Identification of candidate genes involved with dicamba resistance in waterhemp (Amaranthus tuberculatus) via transcriptomics analyses

Abstract

AbstractWaterhemp [Amaranthus tuberculatus (Moq.) Sauer] is one of the most troublesome weeds in the United States. An A. tuberculatus population (CHR) was identified in Illinois, USA, as resistant to herbicides from six different site-of-action groups. Recently, the same population was also recognized as dicamba resistant. This study aimed to identify key resistance genes and the putative dicamba resistance mechanism in A. tuberculatus via transcriptomics analysis. Multiple differentially expressed (DE) genes and co-expression gene modules were identified as associated with dicamba resistance. Specifically, genes encoding glutathione S-transferases (GSTs), ATP-binding cassette transporters, peroxidases, and uridine diphosphate (UDP)-glycosyltransferases (UGTs) were identified. Results indicated enhanced oxidative stress tolerance as the primary mechanism for reducing dicamba toxicity.
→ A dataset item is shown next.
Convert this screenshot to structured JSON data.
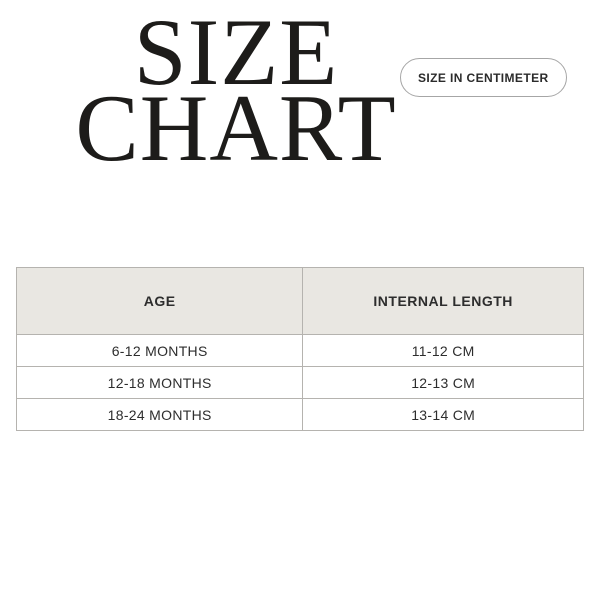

Results also point to potential glycosylation via UGTs and conjugation via GSTs of dicamba and its by-products. This is the first transcriptomics characterization of dicamba resistance in A. tuberculatus. Multiple non-target-site resistance genes were identified, indicating a cross-resistance pattern in the CHR population leading to a putative-enhanced oxidative stress response. Regions of multiple DE genes (i.e., genomic hot spots) across the A. tuberculatus genome corroborate previous results and potentially add to the complexity of non-target-site resistance traits.